Make Buns, not Propaganda. 

“A picture is worth 10,000 words,” so says an ancient Chinese proverb. What I learned in a communications course at the University of Alberta is that that sentiment is only true when making propaganda.

               A political party was holding a rally, but realized too late that attendance would fall far short of filling the venue they’d booked. So they ushered to one side all those that did come, and when photographed, the impression left was that the room was packed. We expect visuals to be “truthful,” and forget that there are many ways to make a photo support a desired impression in the mind of the beholder.

               News media are (inadvertently, often) guilty of news distortion with the pictures they present. In a disaster, cameras and reporters gravitate to the worst examples of destruction and that’s not surprising. It’s only that those photographs give viewers an impression that the destruction is general to a locale, whether it be Florida, or Wakaw, or Istanbul, even Ukraine. Using such photos in a news story doesn’t lie; it just fails to project a reliable context for the event.

               And then there are still the many photographers’ options that can help to make a statement out of a photograph: camera angle, focal point, distorting lenses, shutter speed, not to mention the Photoshop possibilities, like removing or planting people in or out of a scene, for instance.

               I can hardly watch movies anymore. Say a couple is making passionate love on a couch in front of a fire. I’m counting the number of cameras used to film the scene, estimating how many people are behind those cameras: operators, sound persons, director, “key grip or best boy,” (whatever those are). And I imagine the negotiations between the producers and the actor’s agents as to how the scene will be shot, how much clothing will have to be removed, etc., and I’m wondering how the actors went about explaining to their spouses, and possibly to their children, how it is that they had to act out having sex with another actor because “it’s my job.” (Sometimes I imagine one or the other actor saying, “If we have to reshoot this scene, I hope you’ll remember to brush your damned teeth first!”)

               How easy it is to jump start our imaginations, especially if we “can see it with our own (or a photographer’s) eyes! Also, how easy it is to convince us of either a fact or a non-fact by flashing a photo at us. A picture is worth 10,000 words? Not always, friends. Not always.

               “Suspension of Disbelief” is a phrase we use to express what makes us able, for instance, to enjoy a story or movie in which animals talk and act as if human. Quite naturally, we intuit that feature movies, even docudramas are not unvarnished news, that they are inventions. But we suspend this disbelief so that the flights of our triggered imagination can become a source of pleasure, even of a sense of what might be believed to echo reality in a new way, when we rightfully call it art. Thing is, art doesn’t claim to be news.

               Unless we have a firm grounding in what’s logically believable and what traps exist to fictionalize events to match our prejudices, we easily become propaganda consumers. Take a growing consciousness that “experts” can’t be trusted, possibly over a few demonstrable misjudgments on their part. Propaganda includes the appropriation of such cracks in trust, and spins out every example it can find that reinforces that consciousness. The current diatribe against “mainstream media” is a case in point: of course they get it wrong and have to correct themselves more often than they ought, possibly. Propaganda encourages an “all news is crap if it’s reported by the mainstream” by publicizing every mistake that can be found in order to raise a consciousness of major news being corrupt or joined in a conspiracy to misinform. The purpose is to set up a binary: if mainstream news is all bad, then the alternative must be good. Read Epoch Times on line and judge for yourself. And be equally skeptical about “mainstream” broadcasting; they make mistakes too, remember.

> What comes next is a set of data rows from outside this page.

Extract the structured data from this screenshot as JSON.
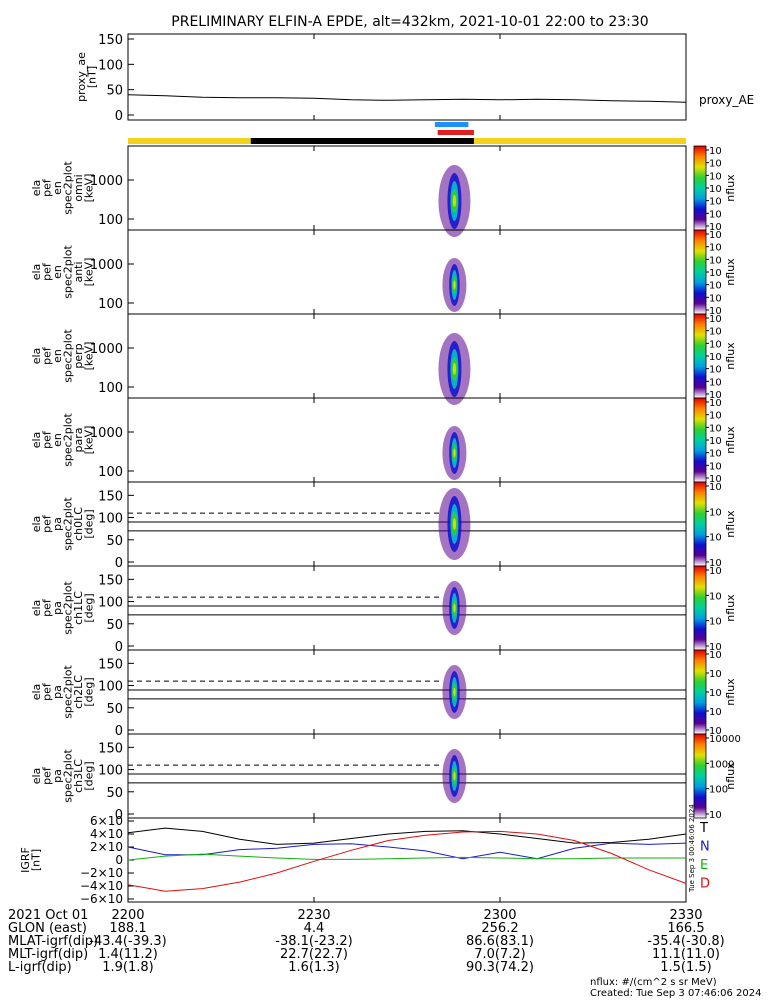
{
  "chart_data": {
    "type": "spectrogram",
    "title": "PRELIMINARY ELFIN-A EPDE, alt=432km, 2021-10-01 22:00 to 23:30",
    "x_ticks": [
      "2200",
      "2230",
      "2300",
      "2330"
    ],
    "proxy_ae": {
      "ylabel": [
        "proxy_ae",
        "[nT]"
      ],
      "yticks": [
        "150",
        "100",
        "50",
        "0"
      ],
      "ylim": [
        0,
        150
      ],
      "series_label": "proxy_AE",
      "values": [
        40,
        38,
        35,
        34,
        34,
        33,
        30,
        29,
        30,
        31,
        30,
        31,
        30,
        28,
        27,
        25
      ]
    },
    "status_bar": {
      "segments": [
        {
          "from": 0.0,
          "to": 0.22,
          "color": "#f2d21a"
        },
        {
          "from": 0.22,
          "to": 0.62,
          "color": "#000000"
        },
        {
          "from": 0.62,
          "to": 1.0,
          "color": "#f2d21a"
        }
      ],
      "markers": [
        {
          "from": 0.55,
          "to": 0.61,
          "color": "#1e90ff"
        },
        {
          "from": 0.555,
          "to": 0.62,
          "color": "#e02020"
        }
      ]
    },
    "panels": [
      {
        "ylabel": [
          "ela",
          "pef",
          "en",
          "spec2plot",
          "omni",
          "[keV]"
        ],
        "yticks": [
          "1000",
          "100"
        ],
        "yscale": "log",
        "cbar_ticks": [
          "10<sup>7</sup>",
          "10<sup>6</sup>",
          "10<sup>5</sup>",
          "10<sup>4</sup>",
          "10<sup>3</sup>",
          "10<sup>2</sup>",
          "10<sup>1</sup>"
        ],
        "cbar_label": "nflux"
      },
      {
        "ylabel": [
          "ela",
          "pef",
          "en",
          "spec2plot",
          "anti",
          "[keV]"
        ],
        "yticks": [
          "1000",
          "100"
        ],
        "yscale": "log",
        "cbar_ticks": [
          "10<sup>7</sup>",
          "10<sup>6</sup>",
          "10<sup>5</sup>",
          "10<sup>4</sup>",
          "10<sup>3</sup>",
          "10<sup>2</sup>",
          "10<sup>1</sup>"
        ],
        "cbar_label": "nflux"
      },
      {
        "ylabel": [
          "ela",
          "pef",
          "en",
          "spec2plot",
          "perp",
          "[keV]"
        ],
        "yticks": [
          "1000",
          "100"
        ],
        "yscale": "log",
        "cbar_ticks": [
          "10<sup>7</sup>",
          "10<sup>6</sup>",
          "10<sup>5</sup>",
          "10<sup>4</sup>",
          "10<sup>3</sup>",
          "10<sup>2</sup>",
          "10<sup>1</sup>"
        ],
        "cbar_label": "nflux"
      },
      {
        "ylabel": [
          "ela",
          "pef",
          "en",
          "spec2plot",
          "para",
          "[keV]"
        ],
        "yticks": [
          "1000",
          "100"
        ],
        "yscale": "log",
        "cbar_ticks": [
          "10<sup>7</sup>",
          "10<sup>6</sup>",
          "10<sup>5</sup>",
          "10<sup>4</sup>",
          "10<sup>3</sup>",
          "10<sup>2</sup>",
          "10<sup>1</sup>"
        ],
        "cbar_label": "nflux"
      },
      {
        "ylabel": [
          "ela",
          "pef",
          "pa",
          "spec2plot",
          "ch0LC",
          "[deg]"
        ],
        "yticks": [
          "150",
          "100",
          "50",
          "0"
        ],
        "yscale": "linear",
        "cbar_ticks": [
          "10<sup>7</sup>",
          "10<sup>6</sup>",
          "10<sup>5</sup>",
          "10<sup>4</sup>"
        ],
        "cbar_label": "nflux"
      },
      {
        "ylabel": [
          "ela",
          "pef",
          "pa",
          "spec2plot",
          "ch1LC",
          "[deg]"
        ],
        "yticks": [
          "150",
          "100",
          "50",
          "0"
        ],
        "yscale": "linear",
        "cbar_ticks": [
          "10<sup>6</sup>",
          "10<sup>5</sup>",
          "10<sup>4</sup>",
          "10<sup>3</sup>"
        ],
        "cbar_label": "nflux"
      },
      {
        "ylabel": [
          "ela",
          "pef",
          "pa",
          "spec2plot",
          "ch2LC",
          "[deg]"
        ],
        "yticks": [
          "150",
          "100",
          "50",
          "0"
        ],
        "yscale": "linear",
        "cbar_ticks": [
          "10<sup>6</sup>",
          "10<sup>5</sup>",
          "10<sup>4</sup>",
          "10<sup>3</sup>",
          "10<sup>2</sup>"
        ],
        "cbar_label": "nflux"
      },
      {
        "ylabel": [
          "ela",
          "pef",
          "pa",
          "spec2plot",
          "ch3LC",
          "[deg]"
        ],
        "yticks": [
          "150",
          "100",
          "50",
          "0"
        ],
        "yscale": "linear",
        "cbar_ticks": [
          "10000",
          "1000",
          "100",
          "10"
        ],
        "cbar_label": "nflux"
      }
    ],
    "igrf": {
      "ylabel": [
        "IGRF",
        "[nT]"
      ],
      "yticks": [
        "6×10<sup>4</sup>",
        "4×10<sup>4</sup>",
        "2×10<sup>4</sup>",
        "0",
        "−2×10<sup>4</sup>",
        "−4×10<sup>4</sup>",
        "−6×10<sup>4</sup>"
      ],
      "ylim": [
        -60000,
        60000
      ],
      "series": [
        {
          "name": "T",
          "color": "#000000",
          "values": [
            42000,
            49000,
            44000,
            32000,
            24000,
            26000,
            33000,
            40000,
            44000,
            45000,
            40000,
            33000,
            26000,
            27000,
            32000,
            40000
          ]
        },
        {
          "name": "N",
          "color": "#1a1acc",
          "values": [
            20000,
            8000,
            8000,
            16000,
            18000,
            24000,
            25000,
            20000,
            14000,
            2000,
            12000,
            2000,
            18000,
            26000,
            24000,
            26000
          ]
        },
        {
          "name": "E",
          "color": "#10b010",
          "values": [
            0,
            6000,
            9000,
            6000,
            3000,
            1000,
            1000,
            2000,
            3000,
            4000,
            3000,
            2000,
            2000,
            3000,
            3000,
            3000
          ]
        },
        {
          "name": "D",
          "color": "#dd1010",
          "values": [
            -38000,
            -48000,
            -44000,
            -34000,
            -20000,
            -2000,
            15000,
            30000,
            38000,
            43000,
            44000,
            40000,
            30000,
            10000,
            -15000,
            -36000
          ]
        }
      ]
    },
    "side_stamp": "Tue Sep  3 00:46:06 2024"
  },
  "footer": {
    "rows": [
      {
        "label": "2021 Oct 01",
        "values": [
          "2200",
          "2230",
          "2300",
          "2330"
        ]
      },
      {
        "label": "GLON (east)",
        "values": [
          "188.1",
          "4.4",
          "256.2",
          "166.5"
        ]
      },
      {
        "label": "MLAT-igrf(dip)",
        "values": [
          "-43.4(-39.3)",
          "-38.1(-23.2)",
          "86.6(83.1)",
          "-35.4(-30.8)"
        ]
      },
      {
        "label": "MLT-igrf(dip)",
        "values": [
          "1.4(11.2)",
          "22.7(22.7)",
          "7.0(7.2)",
          "11.1(11.0)"
        ]
      },
      {
        "label": "L-igrf(dip)",
        "values": [
          "1.9(1.8)",
          "1.6(1.3)",
          "90.3(74.2)",
          "1.5(1.5)"
        ]
      }
    ],
    "units_note": "nflux: #/(cm^2 s sr MeV)",
    "created": "Created: Tue Sep  3 07:46:06 2024"
  }
}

               As with the photo that misleads more than it enlightens, perfect news reporting is an impossibility. Journalists have to be somewhere; being everywhere—even being situated in a place that allows for filling out the complete context in which events are happening—is simply out of the question. Furthermore, every one of us is biased, a consequence of our raising, education, training and job experience. That this makes suspect the validity of everything mainstream news reports is the job of propaganda. During the invasion of Ukraine, Russia has shut down all independent reporting, allowing only government versions of events to be broadcast.

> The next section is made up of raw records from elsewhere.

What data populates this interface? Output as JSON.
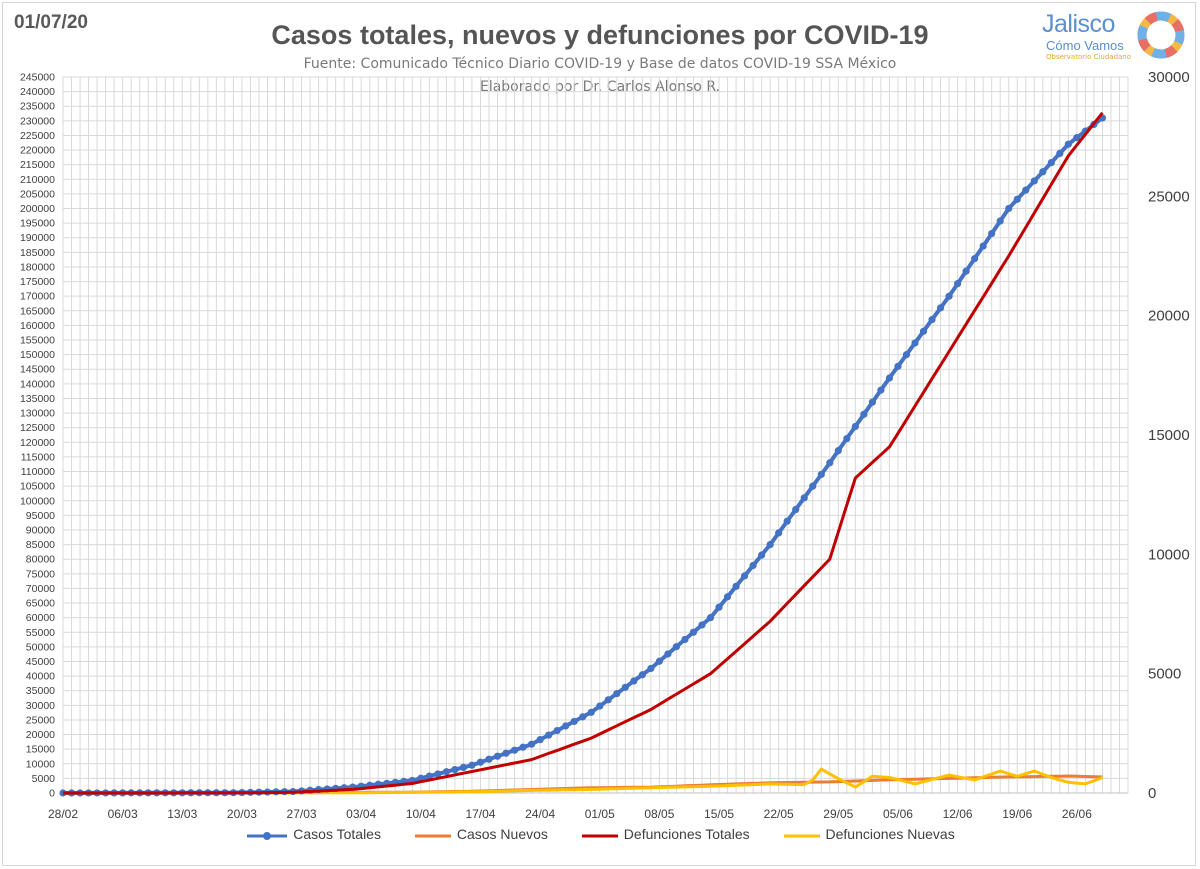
{
  "header": {
    "date": "01/07/20",
    "logo_name": "Jalisco",
    "logo_sub": "Cómo Vamos",
    "logo_tagline": "Observatorio Ciudadano"
  },
  "colors": {
    "casos_totales": "#4472c4",
    "casos_nuevos": "#ed7d31",
    "defunciones_totales": "#c00000",
    "defunciones_nuevas": "#ffc000",
    "grid": "#d9d9d9"
  },
  "chart_data": {
    "type": "line",
    "title": "Casos totales, nuevos y defunciones por COVID-19",
    "subtitle": "Fuente: Comunicado Técnico Diario COVID-19 y Base de datos COVID-19 SSA México",
    "subtitle2": "Elaborado por Dr. Carlos Alonso R.",
    "x_tick_labels": [
      "28/02",
      "06/03",
      "13/03",
      "20/03",
      "27/03",
      "03/04",
      "10/04",
      "17/04",
      "24/04",
      "01/05",
      "08/05",
      "15/05",
      "22/05",
      "29/05",
      "05/06",
      "12/06",
      "19/06",
      "26/06"
    ],
    "x_days": 125,
    "y_left_lim": [
      0,
      245000
    ],
    "y_left_step": 5000,
    "y_right_lim": [
      0,
      30000
    ],
    "y_right_ticks": [
      0,
      5000,
      10000,
      15000,
      20000,
      25000,
      30000
    ],
    "series": [
      {
        "name": "Casos Totales",
        "axis": "left",
        "marker": "circle",
        "key_days": [
          0,
          20,
          27,
          34,
          41,
          48,
          55,
          62,
          69,
          76,
          83,
          90,
          97,
          104,
          111,
          118,
          122
        ],
        "key_values": [
          0,
          100,
          500,
          2000,
          4300,
          9500,
          16700,
          27600,
          42600,
          60000,
          85000,
          113000,
          142000,
          170000,
          200000,
          222000,
          231000
        ]
      },
      {
        "name": "Casos Nuevos",
        "axis": "left",
        "marker": "none",
        "key_days": [
          0,
          20,
          34,
          41,
          48,
          55,
          62,
          69,
          76,
          83,
          90,
          97,
          104,
          111,
          118,
          122
        ],
        "key_values": [
          0,
          20,
          200,
          300,
          600,
          1200,
          1800,
          2000,
          2800,
          3500,
          3800,
          4500,
          5000,
          5500,
          5800,
          5500
        ]
      },
      {
        "name": "Defunciones Totales",
        "axis": "right",
        "marker": "none",
        "key_days": [
          0,
          20,
          27,
          34,
          41,
          48,
          55,
          62,
          69,
          76,
          83,
          90,
          93,
          97,
          104,
          111,
          118,
          122
        ],
        "key_values": [
          0,
          3,
          30,
          150,
          400,
          900,
          1400,
          2300,
          3500,
          5000,
          7200,
          9800,
          13200,
          14500,
          18500,
          22500,
          26700,
          28500
        ]
      },
      {
        "name": "Defunciones Nuevas",
        "axis": "right",
        "marker": "none",
        "key_days": [
          0,
          20,
          34,
          41,
          48,
          55,
          62,
          69,
          76,
          83,
          87,
          88,
          89,
          91,
          93,
          95,
          97,
          100,
          104,
          107,
          110,
          112,
          114,
          116,
          118,
          120,
          122
        ],
        "key_values": [
          0,
          2,
          10,
          25,
          50,
          110,
          150,
          220,
          280,
          380,
          350,
          550,
          1000,
          600,
          250,
          700,
          650,
          380,
          750,
          550,
          920,
          700,
          920,
          650,
          450,
          380,
          650
        ]
      }
    ]
  }
}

               Seems the majority of us don’t protest the distortions of propaganda until they touch us, exact a price from us personally.  How best to respond to friends who are propaganda-convinced is not easily discerned, and reading and thinking critically about what we read—and see on TV and social media—is not a slam-dunk answer, but it is a start. Abandoning what Jesus’ taught us about love is definitely not an option for those who claim to be Christians first, foremost and always.

               Obama is a legitimate American, John Wayne held harmful white supremacist and racist views, Jesus was adamant that we should love our neighbours and our enemies, a wall across America can’t solve immigration control issues, COVID can’t be cured with Ivermectin or by injecting bleach, masking in public lowers COVID transmission rates, having the most massive military can’t keep North Americans safe in a nuclear age … if these things are declared untrue, then is there any truth at all?